For me, power and control was my drug of choice. Forget alcohol, or mind-altering substances. I loved, no, I thirsted after power and control in any situation. I used any wile or guile I could to win over a situation to my advantage. I immersed myself in the raw sensuality of power over men in the cat and mouse game of sexual attraction. The game always being more fun than the actual prize itself. I started this practice in my teens, having watched my mother play it out again and again, without the maturity to realize the emptiness and pain it would leave in its wake.
Control always felt like a given. Of course, I needed to have control in any situation. It was how I fooled myself into thinking I was safe. Control, along with my lust for power also fueled my dysfunctional behaviors and I dove deeper into the fantasy and self-pity that had become my life. I fed on this and it soon warped me into doing things I would never in my right mind, have done. Until recovery, I had no idea what an integrated and honest life looked like, much less felt like.
And, to be honest, this was all in the undercurrent of being a good, churchgoing, card-carrying Christian lady. An example of the compartmentalized life personified. As long as everything stayed in its sections, much like a TV dinner’s food compartment separators, we’re good. That is, until the gravy from the Salisbury steak slops over into the dessert, and you betray those you profess to love.
It is from that bottom, that complete spiritual and emotional bankruptcy, that I found recovery. Not everyone has to end up on their back, face up, feeling like there is nothing for it but recover or let life slip away. Some get different wake-up calls. But the important thing to remember here, is that it doesn’t matter how we find recovery and hope, but that we find it, and then, that we pass it on to others.

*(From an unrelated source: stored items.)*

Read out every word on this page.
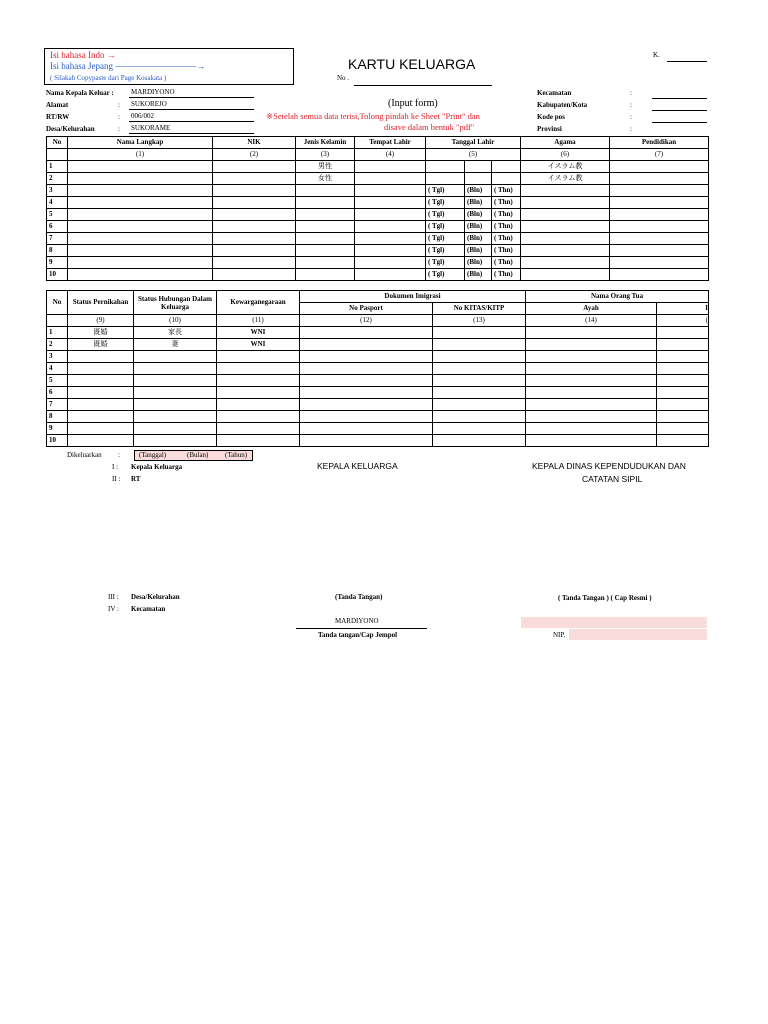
Isi bahasa Indo →
Isi bahasa Jepang ―――――――――→
( Silakah Copypaste dari Page Kosakata )
KARTU KELUARGA
No .
K.
Nama Kepala Keluar : MARDIYONO
Alamat	: SUKOREJO
RT/RW	: 006/002
Desa/Kelurahan	: SUKORAME
(Input form)
※Setelah semua data terisi,Tolong pindah ke Sheet "Print" dan
disave dalam bentuk "pdf"
Kecamatan	:
Kabupaten/Kota	:
Kode pos	:
Provinsi	:
No	Nama Langkap	NIK	Jenis Kelamin	Tempat Lahir	Tanggal Lahir			Agama	Pendidikan
	(1)	(2)	(3)	(4)	(5)			(6)	(7)
1			男性					イスラム教	
2			女性					イスラム教	
3					( Tgl)	(Bln)	( Thn)		
4					( Tgl)	(Bln)	( Thn)		
5					( Tgl)	(Bln)	( Thn)		
6					( Tgl)	(Bln)	( Thn)		
7					( Tgl)	(Bln)	( Thn)		
8					( Tgl)	(Bln)	( Thn)		
9					( Tgl)	(Bln)	( Thn)		
10					( Tgl)	(Bln)	( Thn)		
No	Status Pernikahan	Status Hubungan Dalam Keluarga	Kewarganegaraan	Dokumen Imigrasi		Nama Orang Tua	
				No Pasport	No KITAS/KITP	Ayah	I
	(9)	(10)	(11)	(12)	(13)	(14)	(
1	既婚	家長	WNI				
2	既婚	妻	WNI				
3							
4							
5							
6							
7							
8							
9							
10							
Dikeluarkan :	(Tanggal)	(Bulan) (Tahun)
I : Kepala Keluarga
II : RT
III : Desa/Kelurahan
IV : Kecamatan
KEPALA KELUARGA	KEPALA DINAS KEPENDUDUKAN DAN
CATATAN SIPIL
(Tanda Tangan)	( Tanda Tangan ) ( Cap Resmi )
MARDIYONO
Tanda tangan/Cap Jempol	NIP.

Such is the nature of recovery. It is a circle. We start at the beginning, with the barest glimmer of hope, finally admitting powerlessness. That we have no control over anything, other than our response to the world. We are guided along and finally, arrive back at the beginning again, ready to help someone else as we were, hand extended, with grace. And things will continue to bubble up. Because we’re human and we keep experiencing pain and struggle in new ways. But what encourages me, is that with my tools, I don’t suffer the same amount of confusion and fear as I used to. I understand that I can and do have options. And that nothing is the end of the world except the end of the world.